Pemerintah Pastikan Harga BBM Subsidi Tidak Naik hingga Akhir 2026

Pemerintah Pastikan Harga BBM Subsidi Tidak Naik hingga Akhir 2026

Menteri Energi dan Sumber Daya Mineral (ESDM) Bahlil Lahadalia memastikan harga bahan bakar minyak (BBM) bersubsidi jenis Pertalite dan Solar tidak akan mengalami kenaikan hingga akhir tahun 2026. Penegasan tersebut disampaikan di tengah pelemahan nilai tukar rupiah dan lonjakan harga minyak dunia pada Selasa (19/5/2026).

Keputusan penahanan harga ini diambil karena rata-rata harga minyak mentah Indonesia (Indonesia Crude Price/ICP) secara akumulatif masih stabil di kisaran 80 hingga 81 dolar AS per barel, seperti dilansir dari Suara. Pemerintah menilai belum ada urgensi untuk mengubah tarif karena fluktuasi harga global belum menyentuh batas kritis yang ditetapkan.

Pemerintah juga telah menyiapkan langkah antisipasi sesuai petunjuk Presiden Prabowo Subianto jika situasi pasar global memburuk. Kementerian ESDM sudah menyusun rumusan mitigasi khusus apabila pergerakan ICP nantinya menembus level 100 dolar AS per barel.

"Tidak akan naik Insyaallah, ya, doain ya. Tidak akan kita naikkan subsidi BBM. Tidak akan naik, Insyaallah sampai akhir tahun," ujar Bahlil, Menteri ESDM saat ditemui wartawan di Kementerian ESDM, Jakarta pada Selasa (19/5/2026).

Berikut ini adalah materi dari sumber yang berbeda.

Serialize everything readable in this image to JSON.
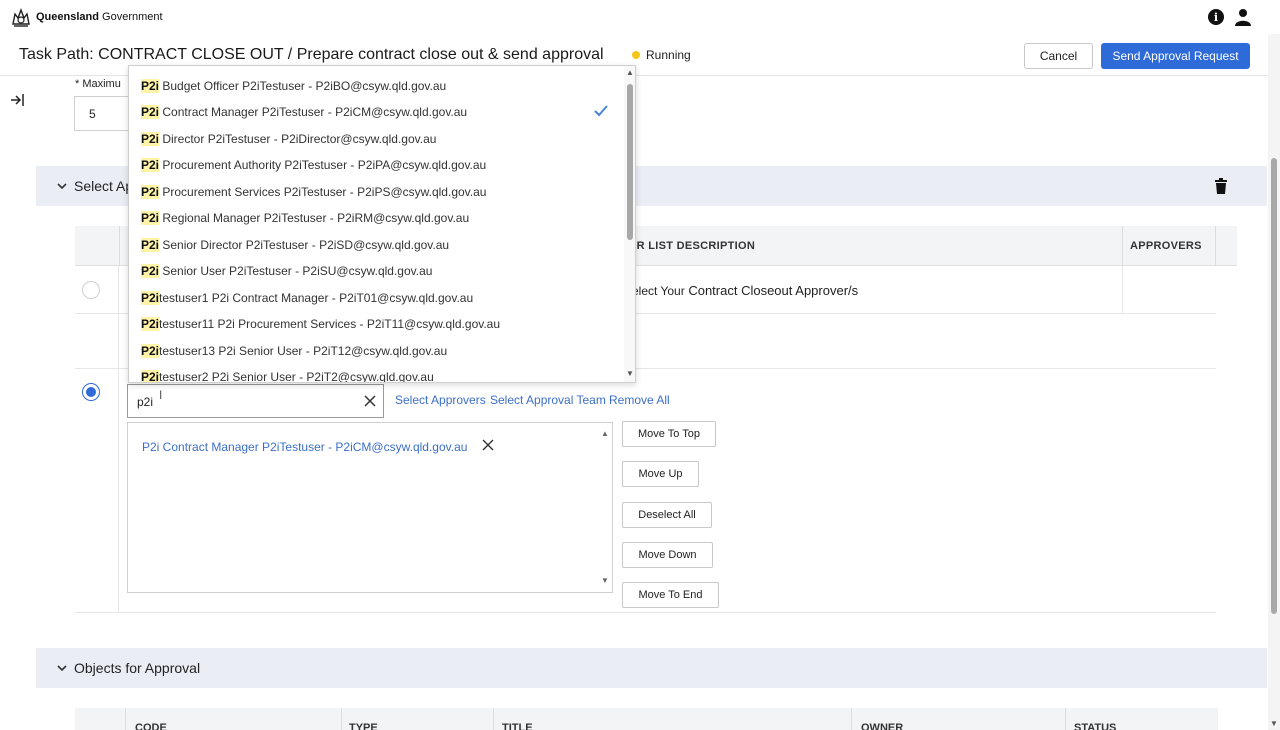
{
  "header": {
    "gov_name_bold": "Queensland",
    "gov_name_rest": " Government"
  },
  "task": {
    "title": "Task Path: CONTRACT CLOSE OUT / Prepare contract close out & send approval",
    "status": "Running",
    "cancel_label": "Cancel",
    "send_label": "Send Approval Request"
  },
  "form": {
    "max_label": "* Maximu",
    "max_value": "5"
  },
  "section1": {
    "title": "Select Ap"
  },
  "table": {
    "col_desc": "ER LIST DESCRIPTION",
    "col_approvers": "APPROVERS",
    "row1_prefix": "elect Your",
    "row1_text": " Contract Closeout Approver/s"
  },
  "search": {
    "value": "p2i",
    "select_approvers": "Select Approvers",
    "select_team": "Select Approval Team",
    "remove_all": "Remove All"
  },
  "selected": {
    "item": "P2i Contract Manager P2iTestuser - P2iCM@csyw.qld.gov.au"
  },
  "side_buttons": {
    "top": "Move To Top",
    "up": "Move Up",
    "deselect": "Deselect All",
    "down": "Move Down",
    "end": "Move To End"
  },
  "dropdown": {
    "items": [
      {
        "hl": "P2i",
        "rest": " Budget Officer P2iTestuser - ",
        "email": " P2iBO@csyw.qld.gov.au"
      },
      {
        "hl": "P2i",
        "rest": " Contract Manager P2iTestuser - ",
        "email": " P2iCM@csyw.qld.gov.au"
      },
      {
        "hl": "P2i",
        "rest": " Director P2iTestuser - ",
        "email": " P2iDirector@csyw.qld.gov.au"
      },
      {
        "hl": "P2i",
        "rest": " Procurement Authority P2iTestuser - ",
        "email": " P2iPA@csyw.qld.gov.au"
      },
      {
        "hl": "P2i",
        "rest": " Procurement Services P2iTestuser - ",
        "email": " P2iPS@csyw.qld.gov.au"
      },
      {
        "hl": "P2i",
        "rest": " Regional Manager P2iTestuser - ",
        "email": " P2iRM@csyw.qld.gov.au"
      },
      {
        "hl": "P2i",
        "rest": " Senior Director P2iTestuser - ",
        "email": "  P2iSD@csyw.qld.gov.au"
      },
      {
        "hl": "P2i",
        "rest": " Senior User P2iTestuser - ",
        "email": " P2iSU@csyw.qld.gov.au"
      },
      {
        "hl": "P2i",
        "rest": "testuser1 P2i Contract Manager - ",
        "email": "P2iT01@csyw.qld.gov.au"
      },
      {
        "hl": "P2i",
        "rest": "testuser11 P2i Procurement Services - ",
        "email": "P2iT11@csyw.qld.gov.au"
      },
      {
        "hl": "P2i",
        "rest": "testuser13 P2i Senior User - ",
        "email": " P2iT12@csyw.qld.gov.au"
      },
      {
        "hl": "P2i",
        "rest": "testuser2 P2i Senior User - ",
        "email": " P2iT2@csyw.qld.gov.au"
      }
    ]
  },
  "section2": {
    "title": "Objects for Approval"
  },
  "objects_table": {
    "code": "CODE",
    "type": "TYPE",
    "title": "TITLE",
    "owner": "OWNER",
    "status": "STATUS"
  },
  "colors": {
    "accent": "#2f6bd8",
    "link": "#3d6fc9",
    "highlight": "#fff3a8",
    "running": "#f5c518",
    "band": "#ebedf5"
  }
}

Bahlil menambahkan bahwa pergerakan ICP global sejak Januari 2026 berada di rentang fluktuatif antara 80 dolar AS hingga 117 dolar AS per barel. Namun, angka rata-rata akumulatif saat ini dianggap masih berada dalam batas aman anggaran negara.

"Jadi belum sampai 100 dolar lah, dan belum ada kenaikan (harga BBM bersubsidi)," kata Bahlil.

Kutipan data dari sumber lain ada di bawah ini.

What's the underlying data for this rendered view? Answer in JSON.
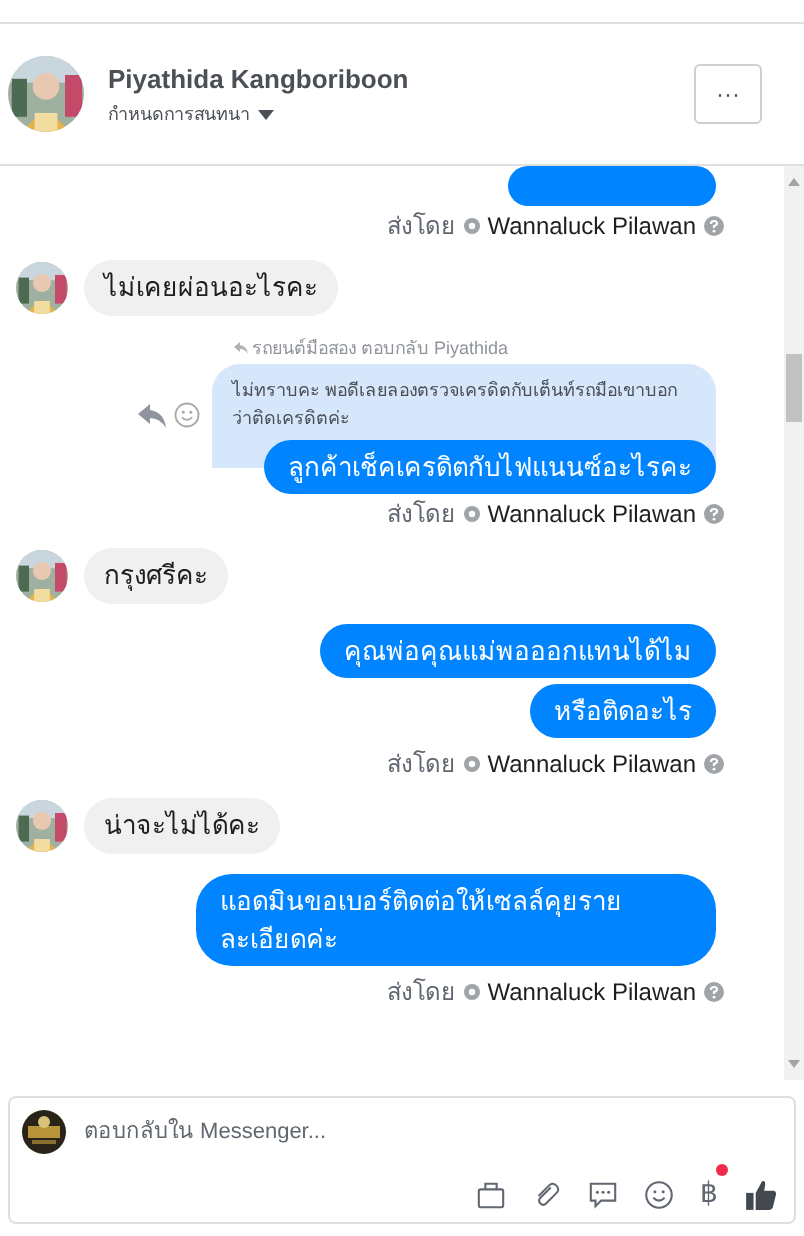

Kondisi pasar pada penutupan perdagangan Selasa (19/5/2026) menunjukkan mata uang rupiah melemah ke posisi Rp 17.716 per dolar AS. Pada saat yang sama, komoditas minyak mentah dunia jenis Brent berada di level 109,15 dolar AS per barel dan West Texas Intermediate (WTI) dijual seharga 107,28 dolar AS per barel.